Bund der Selbständigen: Maßnahmen weisen viele Lücken auf

Dass viele Betroffene rund zwei Wochen nach Antragstellung zunehmend ungeduldig werden, bestätigt Liliana Gatterer, Präsidentin des Bunds der Selbständigen Deutschland e.V., dem SWR. Sie ist außerdem Präsidentin des Landesverbands Rheinland-Pfalz und Saarland und besonders mit der spezifischen Situation der Unternehmer hier vertraut. Viele Mitglieder seien ratlos: "Zuerst fanden wir die Maßnahmen toll - bis sich herausgestellt hat, dass es da viele Lücken gibt. Viele fallen durchs Raster, zum Beispiel Menschen, die nebenberuflich ein Kleingewerbe angemeldet haben, etwa Studenten, die vom Arbeitsamt dann kein ALG II bekommen oder ähnliches. Sie zahlen für ihre Einkünfte ja trotzdem Steuern. Und auch Selbständige, die hauptberuflich tätig sind, haben längst nicht alle Anspruch auf die Soforthilfe."

Liquiditätsengpass: Nicht auf Lebenshaltungskosten bezogen

Maßgeblich dafür, ob ein Selbständiger die Soforthilfe erhält, sei, ob er Ausgaben in Form von Miete, Kosten für einen Firmenwagen, Steuerberaterkosten oder auch Versicherungen für die eigene Firma zu begleichen habe. "Ein Mitglied schrieb uns, dass seine Steuerberaterin ihm schon vor Einreichen des Antrags gesagt habe, dass er die Hilfe nicht bekommen werde, weil er sein Büro im eigenen Haus hat. Sein Auto, dass er fürs Geschäft nutzt, hat er schon längst abbezahlt. Nun kann er zwar nicht arbeiten, hat aber neben seinen Lebenshaltungskosten auch keine nennenswerten laufenden Kosten - und somit keinen Anspruch auf die Soforthilfe", erzählt Gatterer. Dies betreffe in Rheinland-Pfalz als Flächengebiet viele Selbständige, die von zu Hause aus arbeiten oder ihre Werkstatt ans eigene Wohnhaus angebaut haben.
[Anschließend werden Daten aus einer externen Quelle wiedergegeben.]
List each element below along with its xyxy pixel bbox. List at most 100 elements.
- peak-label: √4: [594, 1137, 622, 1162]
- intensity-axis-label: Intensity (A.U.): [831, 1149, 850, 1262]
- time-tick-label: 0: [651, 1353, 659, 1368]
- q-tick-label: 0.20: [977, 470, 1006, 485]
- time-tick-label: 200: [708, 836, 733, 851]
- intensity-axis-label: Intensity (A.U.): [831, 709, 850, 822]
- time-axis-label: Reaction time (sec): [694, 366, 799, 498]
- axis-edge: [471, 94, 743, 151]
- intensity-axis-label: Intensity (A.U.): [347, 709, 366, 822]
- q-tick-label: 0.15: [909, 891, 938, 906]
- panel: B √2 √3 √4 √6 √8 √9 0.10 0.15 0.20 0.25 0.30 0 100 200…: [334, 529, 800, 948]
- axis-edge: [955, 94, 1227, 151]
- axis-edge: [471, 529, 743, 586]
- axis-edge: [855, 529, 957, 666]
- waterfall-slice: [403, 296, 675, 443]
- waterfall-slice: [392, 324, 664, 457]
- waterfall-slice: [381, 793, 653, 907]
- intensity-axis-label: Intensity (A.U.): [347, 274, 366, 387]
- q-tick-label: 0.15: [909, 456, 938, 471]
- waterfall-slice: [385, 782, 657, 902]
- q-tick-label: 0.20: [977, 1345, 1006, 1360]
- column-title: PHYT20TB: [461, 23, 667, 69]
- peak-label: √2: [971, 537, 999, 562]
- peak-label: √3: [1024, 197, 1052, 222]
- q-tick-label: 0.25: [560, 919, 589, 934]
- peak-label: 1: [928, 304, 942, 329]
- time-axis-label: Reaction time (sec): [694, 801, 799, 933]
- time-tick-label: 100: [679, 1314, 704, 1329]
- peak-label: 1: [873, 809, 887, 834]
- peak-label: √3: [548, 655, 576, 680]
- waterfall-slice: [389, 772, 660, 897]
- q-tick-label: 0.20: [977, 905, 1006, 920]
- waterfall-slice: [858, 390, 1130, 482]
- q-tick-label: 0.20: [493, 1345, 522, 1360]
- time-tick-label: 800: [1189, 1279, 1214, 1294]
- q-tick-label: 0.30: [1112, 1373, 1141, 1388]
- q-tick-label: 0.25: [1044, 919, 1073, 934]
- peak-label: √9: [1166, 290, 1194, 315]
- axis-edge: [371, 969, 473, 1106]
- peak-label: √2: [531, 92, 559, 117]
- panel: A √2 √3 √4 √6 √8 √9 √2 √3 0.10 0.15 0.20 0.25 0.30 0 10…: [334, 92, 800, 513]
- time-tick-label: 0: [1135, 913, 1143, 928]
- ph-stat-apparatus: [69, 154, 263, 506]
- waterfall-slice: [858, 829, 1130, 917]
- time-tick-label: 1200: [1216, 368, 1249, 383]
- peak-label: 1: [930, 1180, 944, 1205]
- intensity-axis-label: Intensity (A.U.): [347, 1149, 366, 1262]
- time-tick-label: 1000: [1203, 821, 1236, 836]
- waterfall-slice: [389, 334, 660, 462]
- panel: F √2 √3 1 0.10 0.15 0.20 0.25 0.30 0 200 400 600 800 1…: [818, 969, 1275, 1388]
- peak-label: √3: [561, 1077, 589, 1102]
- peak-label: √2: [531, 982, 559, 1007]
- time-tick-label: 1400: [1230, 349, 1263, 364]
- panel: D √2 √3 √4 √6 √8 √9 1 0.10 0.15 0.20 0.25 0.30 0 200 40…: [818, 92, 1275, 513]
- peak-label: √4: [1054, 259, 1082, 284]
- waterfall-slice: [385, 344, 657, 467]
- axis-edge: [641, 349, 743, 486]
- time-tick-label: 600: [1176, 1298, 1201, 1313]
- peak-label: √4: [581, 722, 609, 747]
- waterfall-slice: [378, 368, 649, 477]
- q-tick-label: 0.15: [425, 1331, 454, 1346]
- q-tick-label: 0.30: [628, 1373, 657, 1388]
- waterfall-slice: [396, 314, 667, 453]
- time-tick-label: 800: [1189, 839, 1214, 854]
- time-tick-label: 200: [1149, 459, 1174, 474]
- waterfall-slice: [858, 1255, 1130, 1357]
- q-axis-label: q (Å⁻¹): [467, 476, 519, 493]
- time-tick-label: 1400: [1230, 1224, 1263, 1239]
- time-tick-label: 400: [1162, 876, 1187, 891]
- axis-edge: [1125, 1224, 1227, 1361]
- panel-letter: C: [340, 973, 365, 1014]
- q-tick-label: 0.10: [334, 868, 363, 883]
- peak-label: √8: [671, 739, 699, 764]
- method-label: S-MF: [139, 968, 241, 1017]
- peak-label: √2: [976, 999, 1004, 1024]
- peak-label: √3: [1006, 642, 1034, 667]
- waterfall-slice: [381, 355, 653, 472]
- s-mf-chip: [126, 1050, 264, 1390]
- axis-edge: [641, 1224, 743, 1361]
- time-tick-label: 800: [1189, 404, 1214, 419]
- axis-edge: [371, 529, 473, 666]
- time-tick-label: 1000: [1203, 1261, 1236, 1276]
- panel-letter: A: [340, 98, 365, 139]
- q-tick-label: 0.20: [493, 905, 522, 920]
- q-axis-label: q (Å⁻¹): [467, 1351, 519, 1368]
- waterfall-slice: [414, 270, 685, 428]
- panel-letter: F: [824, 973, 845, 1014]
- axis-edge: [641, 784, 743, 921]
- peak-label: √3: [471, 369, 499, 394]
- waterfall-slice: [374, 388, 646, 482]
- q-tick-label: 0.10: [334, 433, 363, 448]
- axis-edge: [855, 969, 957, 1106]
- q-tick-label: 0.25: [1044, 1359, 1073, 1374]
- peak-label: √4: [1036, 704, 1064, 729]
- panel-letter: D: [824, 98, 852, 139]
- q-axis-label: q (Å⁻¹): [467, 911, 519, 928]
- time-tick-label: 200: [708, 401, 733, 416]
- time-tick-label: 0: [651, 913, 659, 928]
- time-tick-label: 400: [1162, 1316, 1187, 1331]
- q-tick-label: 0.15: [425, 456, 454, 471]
Weitere laufende Kosten, die bei Arbeitnehmern zumindest anteilig vom Arbeitgeber übernommen werden, zum Beispiel die Krankenversicherung, würden bei der Berechnung zuerst einmal nicht berücksichtigt. Hinzu kommt für Gatterer: Viele Selbständige sind privatversichert. "Und bei unseren Mitgliedern ist es so, dass viel auch nicht mehr die Jüngsten sind", berichtet sie. "Das heißt, alle, die über 55 Jahre alt sind, können auch gar nicht mehr in die gesetzliche Krankenkasse wechseln und sich dort freiwillig versichern. Sie müssen also ihre teuren Privatversicherungen weiterzahlen. Nach unseren Angaben sind das zwischen 800 und 1.200 Euro im Monat. Diese Beiträge kann man in dieser besonderen Situation vielleicht stunden, aber sie müssen ja dennoch später bezahlt werden."
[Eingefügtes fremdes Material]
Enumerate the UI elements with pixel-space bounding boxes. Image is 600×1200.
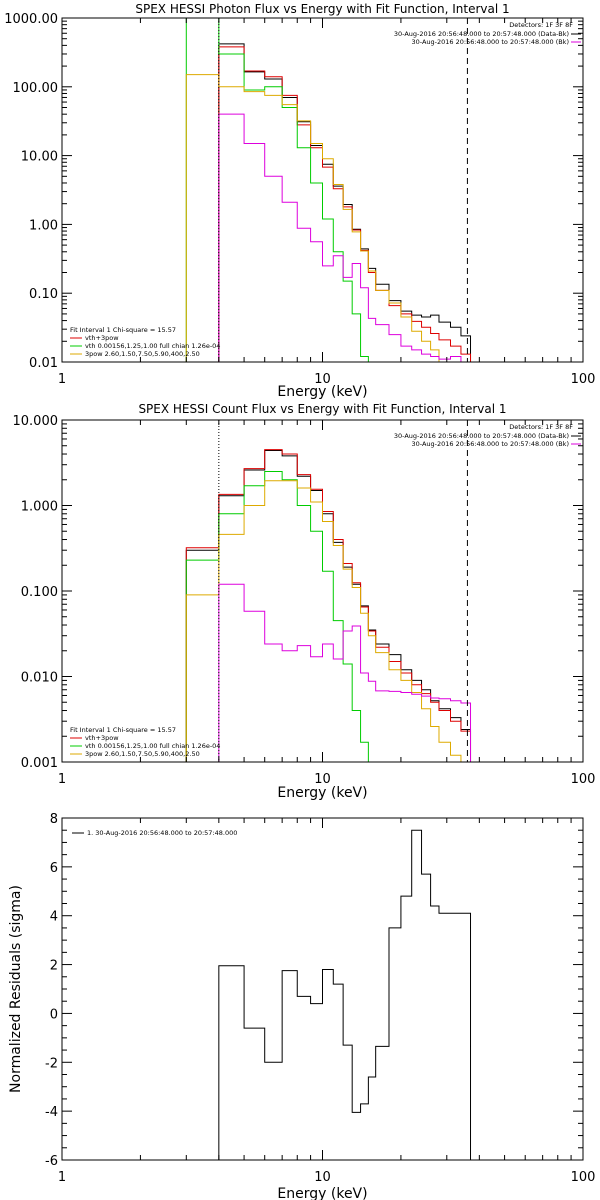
series-line-vth-3pow (218, 46, 472, 362)
y-tick-label: 1.000 (21, 500, 58, 515)
count-flux-panel: SPEX HESSI Count Flux vs Energy with Fit… (13, 402, 596, 801)
fit-legend-header: Fit Interval 1 Chi-square = 15.57 (70, 326, 176, 334)
x-tick-label: 100 (571, 772, 596, 787)
y-tick-label: 100.00 (13, 81, 59, 96)
interval-legend-text: 30-Aug-2016 20:56:48.000 to 20:57:48.000… (394, 432, 569, 440)
interval-legend-text: 30-Aug-2016 20:56:48.000 to 20:57:48.000… (412, 38, 569, 46)
y-tick-label: 1.00 (29, 218, 58, 233)
fit-legend-text: vth 0.00156,1.25,1.00 full chian 1.26e-0… (85, 342, 220, 350)
interval-legend-text: 30-Aug-2016 20:56:48.000 to 20:57:48.000… (394, 30, 569, 38)
fit-legend-text: vth+3pow (85, 334, 119, 342)
x-tick-label: 10 (314, 1170, 331, 1185)
x-axis-label: Energy (keV) (277, 785, 367, 801)
y-tick-label: 2 (50, 959, 58, 974)
x-tick-label: 10 (314, 772, 331, 787)
y-tick-label: 8 (50, 812, 58, 827)
series-line-vth-3pow (185, 449, 472, 762)
series-line-vth (185, 18, 390, 362)
y-tick-label: 4 (50, 910, 58, 925)
fit-legend-text: 3pow 2.60,1.50,7.50,5.90,400,2.50 (85, 750, 200, 758)
y-tick-label: 0.100 (21, 585, 58, 600)
fit-legend-text: vth 0.00156,1.25,1.00 full chian 1.26e-0… (85, 742, 220, 750)
fit-legend-header: Fit Interval 1 Chi-square = 15.57 (70, 726, 176, 734)
x-tick-label: 1 (58, 372, 66, 387)
y-tick-label: -2 (45, 1056, 58, 1071)
y-tick-label: -6 (45, 1154, 58, 1169)
series-line-bk (218, 113, 471, 362)
y-tick-label: 0 (50, 1007, 58, 1022)
series-line-bk (218, 583, 472, 762)
x-tick-label: 100 (571, 1170, 596, 1185)
y-tick-label: -4 (45, 1105, 58, 1120)
detectors-label: Detectors: 1F 3F 8F (509, 423, 573, 431)
y-tick-label: 10.00 (21, 150, 58, 165)
x-tick-label: 100 (571, 372, 596, 387)
y-tick-label: 0.001 (21, 756, 58, 771)
photon-flux-panel: SPEX HESSI Photon Flux vs Energy with Fi… (4, 2, 595, 400)
residuals-panel: 1 10 100 Energy (keV) -6 -4 -2 0 2 4 6 8 Normalized … (8, 812, 595, 1200)
y-tick-label: 10.000 (13, 414, 59, 429)
x-axis-label: Energy (keV) (277, 1186, 367, 1200)
interval-legend-text: 30-Aug-2016 20:56:48.000 to 20:57:48.000… (412, 440, 569, 448)
y-tick-label: 1000.00 (4, 12, 58, 27)
series-line-vth (185, 470, 390, 762)
fit-legend-text: 3pow 2.60,1.50,7.50,5.90,400,2.50 (85, 350, 200, 358)
series-group (185, 18, 472, 362)
series-group (185, 449, 472, 762)
y-tick-label: 0.10 (29, 287, 58, 302)
series-line-residuals (218, 829, 472, 1160)
series-line-data-bk (218, 43, 472, 362)
chart-title: SPEX HESSI Photon Flux vs Energy with Fi… (135, 2, 509, 16)
y-axis-label: Normalized Residuals (sigma) (8, 885, 24, 1093)
chart-title: SPEX HESSI Count Flux vs Energy with Fit… (138, 402, 506, 416)
x-tick-label: 1 (58, 1170, 66, 1185)
y-tick-label: 0.010 (21, 671, 58, 686)
y-tick-label: 0.01 (29, 356, 58, 371)
fit-legend-text: vth+3pow (85, 734, 119, 742)
y-tick-label: 6 (50, 861, 58, 876)
series-line-3pow (185, 480, 472, 762)
x-axis-label: Energy (keV) (277, 384, 367, 400)
x-tick-label: 1 (58, 772, 66, 787)
series-group (218, 829, 472, 1160)
series-line-data-bk (185, 449, 472, 762)
detectors-label: Detectors: 1F 3F 8F (509, 21, 573, 29)
residual-legend-text: 1. 30-Aug-2016 20:56:48.000 to 20:57:48.… (87, 829, 237, 837)
series-line-3pow (185, 74, 472, 362)
x-tick-label: 10 (314, 372, 331, 387)
plot-frame (61, 419, 584, 763)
Selbständige wollen selbständig bleiben

Entgegen der Angaben des Bundeswirtschaftsministeriums, dass Liquiditätsrücklagen in der Corona-Krise nicht eingesetzt werden müssten, entsteht bei den Betroffenen zusehends ein anderer Eindruck: "Unsere Mitglieder geben fast alle an, dass sie quasi zahlungsunfähig sein müssten, um Anspruch auf die Soforthilfen zu haben." Diese Ausgangssituation sei für viele Selbständige problematisch: "Kein Selbständiger geht freiwillig in die Insolvenz oder pleite - im Gegenteil, man kämpft darum, weil man bewusst und gerne selbständig ist, weil man gerne seinen Beruf ausübt und natürlich auch weiterhin das eigene Angebot der Allgemeinheit zur Verfügung stellen möchte." Gatterer verweist dabei auch auf die Zeit nach der Corona-Krise: Man brauche das Gewerbe vor Ort - gerade kleine Läden prägten auch das Stadtbild und seien darüber hinaus notwendig für die Versorgung der Bevölkerung insbesondere in ländlichen Gebieten.

Der Bund der Selbständigen hat seine Mitglieder online zu einer Umfrage aufgerufen, um sich ein aussagekräftiges Bild der aktuellen Lage zu verschaffen. Ihn interessiert dabei auch, welche der beantragten Hilfen bereits ausgezahlt wurden. Am Dienstag lagen ihm 69 Rückmeldungen vor - nur einer der Teilnehmer habe bisher eine Auszahlung erhalten. In der Umfrage bestätigt sich für Gatterer: Rheinland-Pfalz bildet in Bezug auf die Gewährung der Soforthilfen das Schlusslicht. "Viele Betroffene fragen sich, wie lange sie das finanziell überhaupt noch aushalten."